Karen Joy Fowler’s “We are all Completely Beside Ourselves” has been one of the most unique reads I’ve completed over the past few years. I have heard all kinds of things about this book, including inklings of unusual circumstances about the story’s central family. So I wasn’t entirely thrown by a small revelation at about the 1/3 point that changes the entire dynamic of the book. Let me just say, if you don’t know and / or don’t want to know this bit of information that is definitely on the book jacket, don’t continue.

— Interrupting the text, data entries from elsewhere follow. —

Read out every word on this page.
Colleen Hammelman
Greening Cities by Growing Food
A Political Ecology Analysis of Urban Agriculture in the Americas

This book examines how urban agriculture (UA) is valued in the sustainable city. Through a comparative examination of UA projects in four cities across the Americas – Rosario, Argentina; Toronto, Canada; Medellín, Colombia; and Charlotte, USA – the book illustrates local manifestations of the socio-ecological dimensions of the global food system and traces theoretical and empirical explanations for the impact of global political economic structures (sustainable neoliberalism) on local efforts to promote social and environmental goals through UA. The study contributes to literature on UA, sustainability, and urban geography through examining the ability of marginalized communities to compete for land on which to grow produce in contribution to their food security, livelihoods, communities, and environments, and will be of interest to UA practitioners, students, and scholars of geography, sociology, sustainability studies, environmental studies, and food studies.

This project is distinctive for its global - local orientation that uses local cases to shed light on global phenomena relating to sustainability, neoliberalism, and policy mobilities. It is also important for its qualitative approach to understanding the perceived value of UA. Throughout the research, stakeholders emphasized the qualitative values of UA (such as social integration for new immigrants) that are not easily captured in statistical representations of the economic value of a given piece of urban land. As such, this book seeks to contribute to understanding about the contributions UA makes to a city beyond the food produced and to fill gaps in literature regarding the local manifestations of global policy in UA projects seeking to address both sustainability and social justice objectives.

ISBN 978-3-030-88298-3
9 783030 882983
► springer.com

We find out that the narrator, Rosemary, was raised with a chimpanzee as her sister, and the story of why both of Rosemary’s siblings are no longer in the family unfolds painfully as Rosemary digs deep and encounters long-lost memories that may or may not be convoluted by time. There are constant illusions to a specific incident that rips her family apart… references to a farmhouse and casual mentions of college students that are also researchers spending time with both Rose and Fern, her twin sister. Then there is Lowell, the moody big brother that Rose idolizes but cannot locate in the present day until she meets a fellow college student with less than pure intentions in a student cafeteria, and this is where our tale begins.
At times frustrating and at others almost droll due to psychology lingo being thrown about as if it’s approachable (which, because she was raised with it, it totally is for young Rose) our narrator’s method of storytelling is slow and possibly plodding. But there is so much humanity poured into every word, we cannot fault her for a minute. How many times have you wrestled with mis-remembering the crimes of your childhood? Now take that number, and imagine your own father was using you for a research study upon which a large sum of money and his reputation was dependent.
I have to mention that this was my first-ever audiobook experience. Instead of reading Rose’s words, I listened to them, and that did make a significant difference. I was at the gym when Rose talked about sneaking out of the farmhouse with her brother in the middle of the night to have an adventure, and pictured the entire scene, and realized I had stopped in the middle of an exercise. There is little to no risk of that happening while flipping pages.
Overall, I do recommend this read. I found the key points were brought together in a clever way because Rose starts her story in the middle (she mentions this a few times in an attempt to pat herself on the back for her writing prowess). Each family member has their own flaws, and my opinion of both human offspring changed a few times as the book progressed. As her memory grows more clear, and then she takes a trip home to see her parents, the exponential growth of Rose’s arrest record becomes a point of humor for the family as well.
By the time I was finished reading it did not seem too unusual to picture two young children with two parents and a chimpanzee at the dinner table, laughing and sharing a meal and making memories. The idea that those children would become attached to the chimp, and do everything to protect her like a normal sibling, made complete sense. Isn’t family, after all, something we build for ourselves?